そこで待っていたのは、月読命(石田ひかり)。月の力を借りて時間を戻す能力を持つ神様・月読命の手技によって、一命を取り留めた天宇受売命。しかし、月読命の力を持ってしても天宇受売命の神としての記憶を戻すことはできず、天宇受売命は“普通の人間”小夢ちゃんとして生きていくしかなくなります。
興玉さんはそんな小夢ちゃんを解決室に招き入れ、記憶が戻るのを待っていたのです。
一方そのころ、政府の依頼でビッグデータの解析の仕事をしている寿正(野間口徹)が人魚の死体を入手し、月読命に復元を依頼。その目的を「修理固成」つまりは「神々を総入れ替えすること」だと告げるのでした。果たしてこの寿正がヒルコなのか。

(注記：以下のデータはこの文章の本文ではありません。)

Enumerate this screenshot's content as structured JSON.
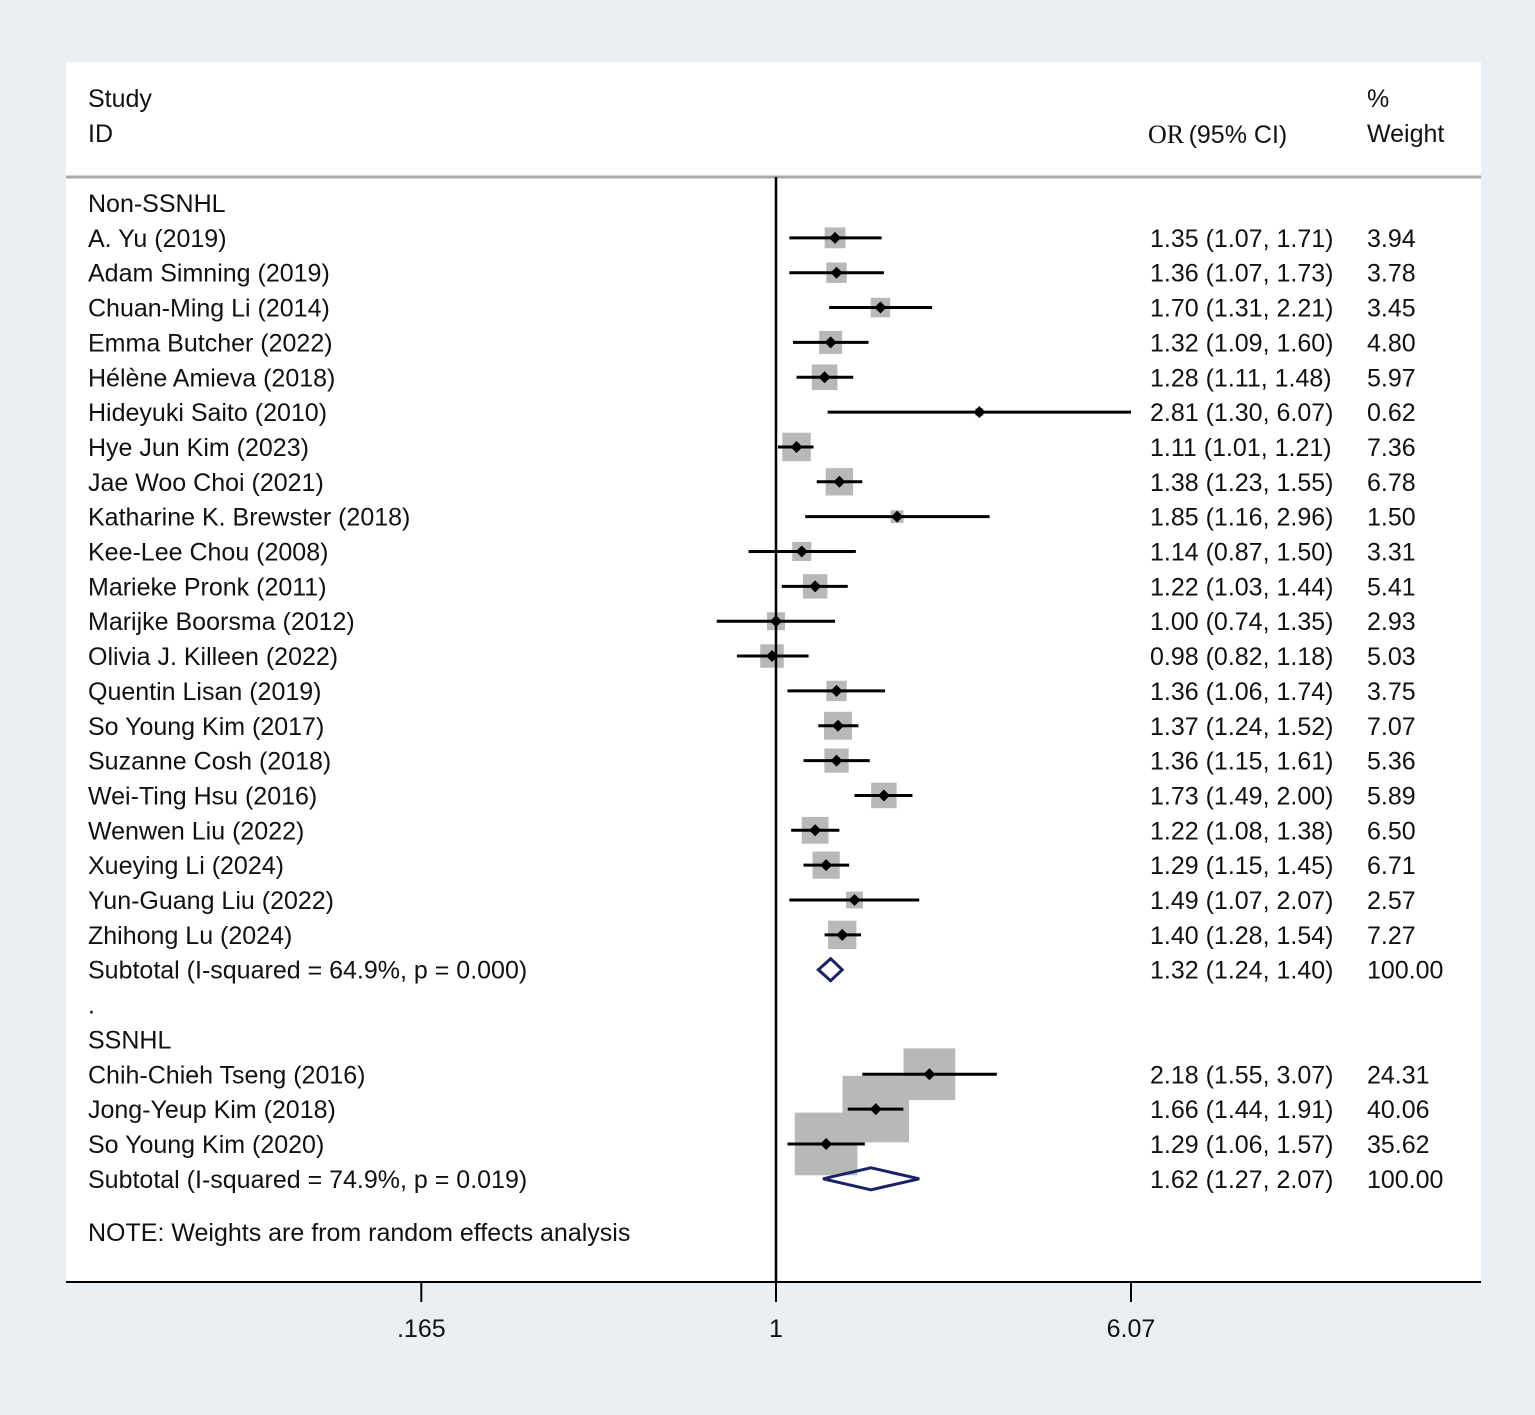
{
  "header": {
    "study": "Study",
    "id": "ID",
    "or_prefix": "OR",
    "ci_label": "(95% CI)",
    "pct": "%",
    "weight": "Weight"
  },
  "colors": {
    "box": "#b8b8b8",
    "diamond": "#1a2266",
    "line": "#000000",
    "panel": "#ffffff",
    "outer_bg": "#eaeff4"
  },
  "chart_data": {
    "type": "forest",
    "x_scale": "log",
    "null_line": 1,
    "xticks": [
      ".165",
      "1",
      "6.07"
    ],
    "xtick_values": [
      0.165,
      1,
      6.07
    ],
    "xlim": [
      0.165,
      6.07
    ],
    "rows": [
      {
        "kind": "group",
        "label": "Non-SSNHL"
      },
      {
        "kind": "study",
        "label": "A. Yu (2019)",
        "or": 1.35,
        "lo": 1.07,
        "hi": 1.71,
        "text": "1.35 (1.07, 1.71)",
        "weight": "3.94"
      },
      {
        "kind": "study",
        "label": "Adam Simning (2019)",
        "or": 1.36,
        "lo": 1.07,
        "hi": 1.73,
        "text": "1.36 (1.07, 1.73)",
        "weight": "3.78"
      },
      {
        "kind": "study",
        "label": "Chuan-Ming Li (2014)",
        "or": 1.7,
        "lo": 1.31,
        "hi": 2.21,
        "text": "1.70 (1.31, 2.21)",
        "weight": "3.45"
      },
      {
        "kind": "study",
        "label": "Emma Butcher (2022)",
        "or": 1.32,
        "lo": 1.09,
        "hi": 1.6,
        "text": "1.32 (1.09, 1.60)",
        "weight": "4.80"
      },
      {
        "kind": "study",
        "label": "Hélène Amieva (2018)",
        "or": 1.28,
        "lo": 1.11,
        "hi": 1.48,
        "text": "1.28 (1.11, 1.48)",
        "weight": "5.97"
      },
      {
        "kind": "study",
        "label": "Hideyuki Saito (2010)",
        "or": 2.81,
        "lo": 1.3,
        "hi": 6.07,
        "text": "2.81 (1.30, 6.07)",
        "weight": "0.62"
      },
      {
        "kind": "study",
        "label": "Hye Jun Kim (2023)",
        "or": 1.11,
        "lo": 1.01,
        "hi": 1.21,
        "text": "1.11 (1.01, 1.21)",
        "weight": "7.36"
      },
      {
        "kind": "study",
        "label": "Jae Woo Choi (2021)",
        "or": 1.38,
        "lo": 1.23,
        "hi": 1.55,
        "text": "1.38 (1.23, 1.55)",
        "weight": "6.78"
      },
      {
        "kind": "study",
        "label": "Katharine K. Brewster (2018)",
        "or": 1.85,
        "lo": 1.16,
        "hi": 2.96,
        "text": "1.85 (1.16, 2.96)",
        "weight": "1.50"
      },
      {
        "kind": "study",
        "label": "Kee-Lee Chou (2008)",
        "or": 1.14,
        "lo": 0.87,
        "hi": 1.5,
        "text": "1.14 (0.87, 1.50)",
        "weight": "3.31"
      },
      {
        "kind": "study",
        "label": "Marieke Pronk (2011)",
        "or": 1.22,
        "lo": 1.03,
        "hi": 1.44,
        "text": "1.22 (1.03, 1.44)",
        "weight": "5.41"
      },
      {
        "kind": "study",
        "label": "Marijke Boorsma (2012)",
        "or": 1.0,
        "lo": 0.74,
        "hi": 1.35,
        "text": "1.00 (0.74, 1.35)",
        "weight": "2.93"
      },
      {
        "kind": "study",
        "label": "Olivia J. Killeen (2022)",
        "or": 0.98,
        "lo": 0.82,
        "hi": 1.18,
        "text": "0.98 (0.82, 1.18)",
        "weight": "5.03"
      },
      {
        "kind": "study",
        "label": "Quentin Lisan (2019)",
        "or": 1.36,
        "lo": 1.06,
        "hi": 1.74,
        "text": "1.36 (1.06, 1.74)",
        "weight": "3.75"
      },
      {
        "kind": "study",
        "label": "So Young Kim (2017)",
        "or": 1.37,
        "lo": 1.24,
        "hi": 1.52,
        "text": "1.37 (1.24, 1.52)",
        "weight": "7.07"
      },
      {
        "kind": "study",
        "label": "Suzanne Cosh (2018)",
        "or": 1.36,
        "lo": 1.15,
        "hi": 1.61,
        "text": "1.36 (1.15, 1.61)",
        "weight": "5.36"
      },
      {
        "kind": "study",
        "label": "Wei-Ting Hsu (2016)",
        "or": 1.73,
        "lo": 1.49,
        "hi": 2.0,
        "text": "1.73 (1.49, 2.00)",
        "weight": "5.89"
      },
      {
        "kind": "study",
        "label": "Wenwen Liu (2022)",
        "or": 1.22,
        "lo": 1.08,
        "hi": 1.38,
        "text": "1.22 (1.08, 1.38)",
        "weight": "6.50"
      },
      {
        "kind": "study",
        "label": "Xueying Li (2024)",
        "or": 1.29,
        "lo": 1.15,
        "hi": 1.45,
        "text": "1.29 (1.15, 1.45)",
        "weight": "6.71"
      },
      {
        "kind": "study",
        "label": "Yun-Guang Liu (2022)",
        "or": 1.49,
        "lo": 1.07,
        "hi": 2.07,
        "text": "1.49 (1.07, 2.07)",
        "weight": "2.57"
      },
      {
        "kind": "study",
        "label": "Zhihong Lu (2024)",
        "or": 1.4,
        "lo": 1.28,
        "hi": 1.54,
        "text": "1.40 (1.28, 1.54)",
        "weight": "7.27"
      },
      {
        "kind": "subtotal",
        "label": "Subtotal  (I-squared = 64.9%, p = 0.000)",
        "or": 1.32,
        "lo": 1.24,
        "hi": 1.4,
        "text": "1.32 (1.24, 1.40)",
        "weight": "100.00"
      },
      {
        "kind": "spacer",
        "label": "."
      },
      {
        "kind": "group",
        "label": "SSNHL"
      },
      {
        "kind": "study",
        "label": "Chih-Chieh Tseng (2016)",
        "or": 2.18,
        "lo": 1.55,
        "hi": 3.07,
        "text": "2.18 (1.55, 3.07)",
        "weight": "24.31"
      },
      {
        "kind": "study",
        "label": "Jong-Yeup Kim (2018)",
        "or": 1.66,
        "lo": 1.44,
        "hi": 1.91,
        "text": "1.66 (1.44, 1.91)",
        "weight": "40.06"
      },
      {
        "kind": "study",
        "label": "So Young Kim (2020)",
        "or": 1.29,
        "lo": 1.06,
        "hi": 1.57,
        "text": "1.29 (1.06, 1.57)",
        "weight": "35.62"
      },
      {
        "kind": "subtotal",
        "label": "Subtotal  (I-squared = 74.9%, p = 0.019)",
        "or": 1.62,
        "lo": 1.27,
        "hi": 2.07,
        "text": "1.62 (1.27, 2.07)",
        "weight": "100.00"
      }
    ],
    "note": "NOTE: Weights are from random effects analysis"
  }
}
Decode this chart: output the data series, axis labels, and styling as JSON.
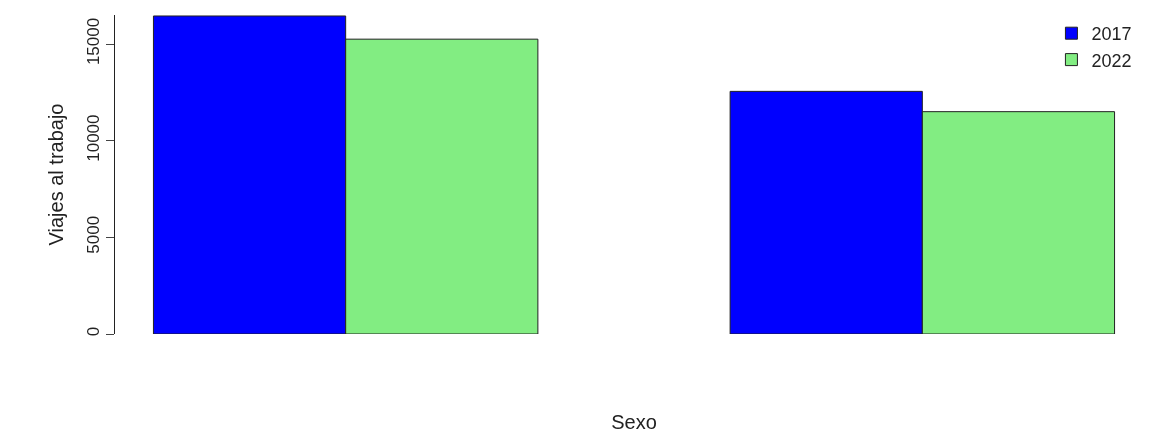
{
  "chart_data": {
    "type": "bar",
    "xlabel": "Sexo",
    "ylabel": "Viajes al trabajo",
    "categories": [
      null,
      null
    ],
    "series": [
      {
        "name": "2017",
        "color": "#0000ff",
        "values": [
          16450,
          12550
        ]
      },
      {
        "name": "2022",
        "color": "#82ed82",
        "values": [
          15250,
          11500
        ]
      }
    ],
    "ylim": [
      0,
      16500
    ],
    "yticks": [
      0,
      5000,
      10000,
      15000
    ],
    "legend": "top right"
  }
}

そして解決室の神々の運命は? といった感じで次回へ。
ちょっと何言ってるか全然わからないと思いますが、こんな感じなんです、本当に。
■爽快感がすごい
文字にすると複雑怪奇な展開ですが、要するに最初は頼りなかった小夢ちゃんという女の子が実は神様だった、ということが明らかになり、第1話からのさまざまなシーンに潜んでいた伏線が一気に回収された、文字通りの「神回」となりました。広瀬アリスが「神としての自覚がある」「自分が普通の人間だと思っている」「再び神としての記憶を取り戻していく」というそれぞれのフェーズで的確なお芝居をしていたこともあって、爽快でダイナミックで、かつロマンチックな1時間でしたね。ホントに、あっという間に過ぎてしまった感じです。
お話としては、「解決室vsヒルコ」が「神vs神」であるとしつつも、実はヒルコは人間なのではないかという示唆が入ったことで、一度は神話をモチーフにしたファンタジーに振り切ろうとしたところから、現代SFへの揺り戻しが起こっています。
解決室の神様たちはそれぞれ、人の居場所が透視できたり、遠くにいる誰かを呼び出すことができたりという能力を持っています。でもそれって、スマホやらAIやらビッグデータやら、現代の人間たちが持っているテクノロジーによって再現できるのではないか。つまりは、人は神に近づいているのではないかというところを語り出したわけです。神々が備えている日本古来の倫理や規範と、身に余るテクノロジーを“持ってしまった”現代人との対比、あるいは対決みたいなお話にもなってくるのかもしれません。